Description du projet
Relances, délais, dossiers à constituer… le recouvrement des créances est souvent synonyme de temps administratif lourd et chronophage pour les entreprises.
Mais au-delà de cette charge, le véritable enjeu est ailleurs : la trésorerie. Les retards de paiement restent aujourd’hui un problème majeur pour les entreprises :
- +25 % le risque de défaillance
- jusqu’à 40 % lorsque le retard dépasse un mois
👉 Une facture impayée, c’est un impact direct sur la santé financière de l’entreprise.
Dans ce contexte, la loi du 23 avril 2026 introduit une procédure simplifiée de recouvrement des créances commerciales incontestées.
Objectif affiché : Accélérer le recouvrement des factures impayées, limiter les démarches et éviter le recours systématique au juge.
Recouvrement des créances : une procédure simplifiée rapide et sans juge
Jusqu’à présent, pour récupérer une créance impayée, les entreprises avaient deux solutions :
- recouvrement amiable (relance client, négociation)
- recouvrement judiciaire :
- injonction de payer
- référé
- assignation en justice
👉 Des procédures souvent longues, coûteuses et peu adaptées aux TPE et PME.

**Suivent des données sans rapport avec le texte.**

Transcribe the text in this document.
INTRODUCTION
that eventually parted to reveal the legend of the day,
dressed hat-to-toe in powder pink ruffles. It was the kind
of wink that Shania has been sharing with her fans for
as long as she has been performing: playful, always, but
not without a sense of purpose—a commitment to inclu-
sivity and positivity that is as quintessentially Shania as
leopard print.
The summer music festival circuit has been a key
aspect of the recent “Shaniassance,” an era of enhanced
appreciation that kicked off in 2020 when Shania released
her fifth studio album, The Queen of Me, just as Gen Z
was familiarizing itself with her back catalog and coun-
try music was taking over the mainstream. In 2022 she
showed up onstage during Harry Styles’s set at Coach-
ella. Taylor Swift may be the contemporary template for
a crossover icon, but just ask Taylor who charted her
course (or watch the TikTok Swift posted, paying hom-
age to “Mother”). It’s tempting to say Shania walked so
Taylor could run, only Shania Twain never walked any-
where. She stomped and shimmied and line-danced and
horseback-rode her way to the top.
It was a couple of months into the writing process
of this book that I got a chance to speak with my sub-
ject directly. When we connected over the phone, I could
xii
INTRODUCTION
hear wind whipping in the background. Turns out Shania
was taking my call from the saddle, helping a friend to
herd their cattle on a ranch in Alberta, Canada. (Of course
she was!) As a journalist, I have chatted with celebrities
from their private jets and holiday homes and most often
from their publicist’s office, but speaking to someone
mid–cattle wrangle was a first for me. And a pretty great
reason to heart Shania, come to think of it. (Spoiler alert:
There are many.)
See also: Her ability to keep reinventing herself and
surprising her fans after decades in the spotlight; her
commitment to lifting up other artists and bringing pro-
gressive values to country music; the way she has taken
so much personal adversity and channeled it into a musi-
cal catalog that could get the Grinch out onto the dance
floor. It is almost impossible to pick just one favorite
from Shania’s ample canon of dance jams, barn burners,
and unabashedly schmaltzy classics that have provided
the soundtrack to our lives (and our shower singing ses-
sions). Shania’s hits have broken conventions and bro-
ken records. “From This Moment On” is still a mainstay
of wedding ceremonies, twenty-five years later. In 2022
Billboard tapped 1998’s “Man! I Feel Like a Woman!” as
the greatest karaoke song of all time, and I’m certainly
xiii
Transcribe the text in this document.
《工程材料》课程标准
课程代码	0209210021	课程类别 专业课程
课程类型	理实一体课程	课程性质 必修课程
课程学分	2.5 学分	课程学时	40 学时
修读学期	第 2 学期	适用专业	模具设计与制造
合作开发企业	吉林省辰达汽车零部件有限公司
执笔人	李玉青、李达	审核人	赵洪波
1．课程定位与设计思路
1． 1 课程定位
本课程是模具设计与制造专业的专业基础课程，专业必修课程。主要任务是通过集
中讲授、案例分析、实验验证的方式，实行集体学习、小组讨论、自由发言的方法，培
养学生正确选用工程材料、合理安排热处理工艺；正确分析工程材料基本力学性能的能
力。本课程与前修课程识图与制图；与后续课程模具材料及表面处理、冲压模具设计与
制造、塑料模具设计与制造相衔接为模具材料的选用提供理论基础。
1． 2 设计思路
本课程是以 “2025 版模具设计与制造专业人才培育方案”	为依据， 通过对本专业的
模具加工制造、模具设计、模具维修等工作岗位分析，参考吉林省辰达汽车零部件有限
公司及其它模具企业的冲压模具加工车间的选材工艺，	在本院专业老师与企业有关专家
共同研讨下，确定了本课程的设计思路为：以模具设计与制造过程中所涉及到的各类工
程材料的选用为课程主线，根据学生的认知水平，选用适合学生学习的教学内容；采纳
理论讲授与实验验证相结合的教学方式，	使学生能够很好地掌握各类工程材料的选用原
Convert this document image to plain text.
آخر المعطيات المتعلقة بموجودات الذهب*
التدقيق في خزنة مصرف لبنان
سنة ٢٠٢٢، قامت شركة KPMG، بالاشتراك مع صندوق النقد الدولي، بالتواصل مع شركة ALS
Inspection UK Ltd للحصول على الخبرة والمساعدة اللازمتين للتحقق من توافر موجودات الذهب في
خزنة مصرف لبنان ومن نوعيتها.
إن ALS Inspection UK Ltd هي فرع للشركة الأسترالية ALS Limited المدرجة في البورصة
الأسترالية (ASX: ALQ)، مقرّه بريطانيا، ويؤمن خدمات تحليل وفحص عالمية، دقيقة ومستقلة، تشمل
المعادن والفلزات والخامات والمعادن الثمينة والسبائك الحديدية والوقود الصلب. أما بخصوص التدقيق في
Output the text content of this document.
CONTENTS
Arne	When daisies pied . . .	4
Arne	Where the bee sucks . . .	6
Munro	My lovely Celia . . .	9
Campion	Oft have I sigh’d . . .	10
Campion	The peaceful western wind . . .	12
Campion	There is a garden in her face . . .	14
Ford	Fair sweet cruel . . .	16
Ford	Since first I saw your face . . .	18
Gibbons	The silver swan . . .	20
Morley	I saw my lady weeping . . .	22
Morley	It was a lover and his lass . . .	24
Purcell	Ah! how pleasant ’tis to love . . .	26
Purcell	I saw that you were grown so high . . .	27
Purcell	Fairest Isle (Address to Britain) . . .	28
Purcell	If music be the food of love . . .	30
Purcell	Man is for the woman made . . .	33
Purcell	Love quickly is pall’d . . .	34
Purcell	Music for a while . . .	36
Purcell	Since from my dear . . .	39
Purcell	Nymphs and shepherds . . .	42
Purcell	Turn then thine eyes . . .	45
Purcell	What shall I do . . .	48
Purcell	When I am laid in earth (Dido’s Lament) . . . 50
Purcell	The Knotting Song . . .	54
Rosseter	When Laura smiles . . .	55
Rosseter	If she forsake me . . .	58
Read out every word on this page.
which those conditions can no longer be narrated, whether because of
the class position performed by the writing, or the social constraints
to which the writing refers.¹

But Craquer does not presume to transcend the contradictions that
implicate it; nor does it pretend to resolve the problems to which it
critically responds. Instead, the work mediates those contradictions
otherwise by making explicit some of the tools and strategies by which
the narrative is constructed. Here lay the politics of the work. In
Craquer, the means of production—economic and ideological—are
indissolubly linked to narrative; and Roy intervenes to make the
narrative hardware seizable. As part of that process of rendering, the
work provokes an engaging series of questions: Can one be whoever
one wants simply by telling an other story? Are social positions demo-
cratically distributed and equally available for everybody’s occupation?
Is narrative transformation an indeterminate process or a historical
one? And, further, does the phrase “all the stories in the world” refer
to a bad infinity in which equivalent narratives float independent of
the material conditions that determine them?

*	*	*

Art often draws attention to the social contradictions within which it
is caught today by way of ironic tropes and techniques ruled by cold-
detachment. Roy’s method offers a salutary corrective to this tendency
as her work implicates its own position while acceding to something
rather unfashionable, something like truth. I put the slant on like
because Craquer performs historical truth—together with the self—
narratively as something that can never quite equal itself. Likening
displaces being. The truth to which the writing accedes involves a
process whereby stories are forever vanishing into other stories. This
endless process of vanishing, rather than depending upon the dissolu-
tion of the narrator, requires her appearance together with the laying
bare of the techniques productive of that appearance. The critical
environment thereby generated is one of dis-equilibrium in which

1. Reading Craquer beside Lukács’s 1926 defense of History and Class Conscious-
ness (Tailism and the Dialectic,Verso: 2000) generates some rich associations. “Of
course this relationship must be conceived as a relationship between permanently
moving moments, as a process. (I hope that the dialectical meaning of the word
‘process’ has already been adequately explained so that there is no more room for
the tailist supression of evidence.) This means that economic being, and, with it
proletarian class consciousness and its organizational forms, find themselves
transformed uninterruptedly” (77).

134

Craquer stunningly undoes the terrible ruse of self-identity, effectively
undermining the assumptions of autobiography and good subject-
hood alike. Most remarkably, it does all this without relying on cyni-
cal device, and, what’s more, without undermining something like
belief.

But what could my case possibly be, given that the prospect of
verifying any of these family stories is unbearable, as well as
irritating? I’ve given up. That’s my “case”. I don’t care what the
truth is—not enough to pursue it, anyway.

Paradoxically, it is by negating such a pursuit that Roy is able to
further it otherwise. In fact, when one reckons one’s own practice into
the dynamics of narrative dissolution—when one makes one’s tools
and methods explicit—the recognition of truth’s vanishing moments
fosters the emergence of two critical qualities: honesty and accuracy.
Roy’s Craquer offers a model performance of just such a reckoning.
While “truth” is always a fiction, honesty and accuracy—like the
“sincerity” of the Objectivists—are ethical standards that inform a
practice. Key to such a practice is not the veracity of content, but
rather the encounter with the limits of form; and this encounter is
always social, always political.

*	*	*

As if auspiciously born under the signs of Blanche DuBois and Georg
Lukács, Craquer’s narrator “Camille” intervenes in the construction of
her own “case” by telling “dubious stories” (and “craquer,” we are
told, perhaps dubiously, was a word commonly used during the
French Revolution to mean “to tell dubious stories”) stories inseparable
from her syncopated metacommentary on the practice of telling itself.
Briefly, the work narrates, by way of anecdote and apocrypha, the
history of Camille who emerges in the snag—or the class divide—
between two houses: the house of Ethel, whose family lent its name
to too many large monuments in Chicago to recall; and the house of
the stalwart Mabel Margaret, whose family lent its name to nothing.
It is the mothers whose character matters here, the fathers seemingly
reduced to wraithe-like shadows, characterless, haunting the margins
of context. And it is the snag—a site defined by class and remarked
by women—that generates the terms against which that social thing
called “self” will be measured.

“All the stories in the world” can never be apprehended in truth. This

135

Avec la réforme, une nouvelle procédure permet de recouvrer une créance plus rapidement, à condition qu’elle soit :
- entre professionnels
- issue d’une facture
- non contestée
- certaine, liquide et exigible
👉 Elle présente plusieurs avantages :
- aucune limite de montant
- pas de juge dans un premier temps
- intervention simplifiée via un commissaire de justice
Comment fonctionne cette procédure ?
Le processus est structuré mais volontairement simplifié pour gagner du temps :
1. Commandement de payer
Le créancier fait appel à un commissaire de justice qui adresse au débiteur :
- le détail de la créance
- le montant à régler
- un délai de 1 mois pour payer
2. Deux scénarios possibles
Le débiteur conteste la dette
✔️ La procédure s’arrête immédiatement
✔️ Le dossier bascule vers une procédure classique devant le jugeLe débiteur ne répond pas ou ne paie pas
✔️Le commissaire de justice établit un procès-verbal de non-contestation
3. Une créance directement exécutoire
Ce procès-verbal devient exécutoire après validation. Cela signifie que :
- le créancier peut engager directement le recouvrement
- sans repasser devant un tribunal
- le débiteur reste informé et conserve un droit de contestation
- le créancier dispose d’un délai de 6 mois pour agir
Les frais de la procédure sont à la charge du débiteur.
En conclusion
Cette procédure simplifiée apporte une vraie opportunité : gagner du temps et sécuriser plus rapidement la trésorerie, dans les situations les plus simples.
✅ Bien utilisée, elle peut devenir un levier efficace pour accélérer le recouvrement sans passer systématiquement par des démarches lourdes.
👉 Et surtout, elle vient s’ajouter à d’autres réflexes utiles. Comme le partageait dernièrement Arnaud Boisson de Maison Boisson à St Mathurin (49) : en cas de vente de l’établissement d’un débiteur, il est possible d’agir rapidement en suivant les publications au BODACC et en déclarant sa créance dans les 10 jours.
Au final, plus qu’une solution unique, c’est l’ensemble de ces outils et bonnes pratiques qui permettra aux entreprises de mieux se protéger face aux impayés.